C'est particulièrement vrai dans Maeterlinck, qui explicite peu, mais nous guide quand même (à des degrés de discrétion divers) dans la suggestion.


Citation :
J'ai peur que ça ne dévoile des traits psychologiques personnels mais je ne me retrouve pas du tout dans cette empathie pour Golaud.
J'espère que ce n'est pas le cas !  pale 
À mon avis, ça tient beaucoup à ce que Golaud est le seul personnage normal. Tous les autres (peut-être pas Geneviève, mais elle n'a pas de rôle fondamental dans le drame) parlent par énigme (même le Berger), ont une psychologie fuyante. Lui fait les choses tout simplement, c'est le seul humain pas trop théâtral / poétisé.


Citation :
Certes Yniold a un côté tête à claque, mais franchement Golaud me fait plus que peur que pitié.

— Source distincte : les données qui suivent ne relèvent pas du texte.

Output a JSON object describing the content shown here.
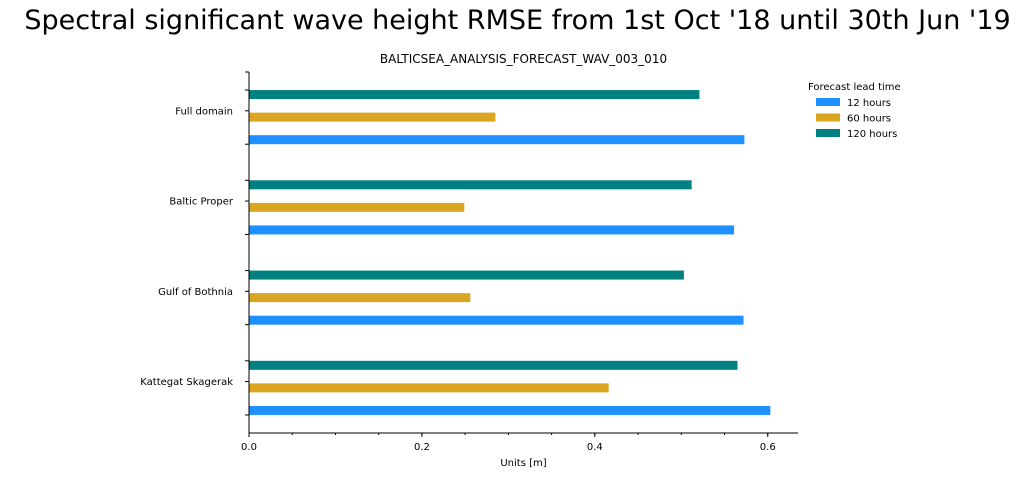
{
  "chart_data": {
    "type": "bar",
    "orientation": "horizontal",
    "suptitle": "Spectral significant wave height RMSE from 1st Oct '18 until 30th Jun '19",
    "title": "BALTICSEA_ANALYSIS_FORECAST_WAV_003_010",
    "xlabel": "Units [m]",
    "ylabel": "",
    "xlim": [
      0,
      0.635
    ],
    "xticks": [
      "0.0",
      "0.2",
      "0.4",
      "0.6"
    ],
    "categories": [
      "Full domain",
      "Baltic Proper",
      "Gulf of Bothnia",
      "Kattegat Skagerak"
    ],
    "legend_title": "Forecast lead time",
    "legend_position": "top-right",
    "grid": false,
    "series": [
      {
        "name": "12 hours",
        "color": "#1e90ff",
        "values": [
          0.573,
          0.561,
          0.572,
          0.603
        ]
      },
      {
        "name": "60 hours",
        "color": "#daa520",
        "values": [
          0.285,
          0.249,
          0.256,
          0.416
        ]
      },
      {
        "name": "120 hours",
        "color": "#008080",
        "values": [
          0.521,
          0.512,
          0.503,
          0.565
        ]
      }
    ]
  }
}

C'est toi qui as raison, mais en entendant cet enfant qui crie de façon insupportable, et qui ne parvient pas à s'expliquer, je sens passer dans mon sang les pulsions des parents violents qui se mettent à secouer leur nourrisson qui pleure sans raison (alors que si je me battais, je suis assez sûr que je ferais attention à ne pas trop blesser mon agresseur hehe ). Brrrr.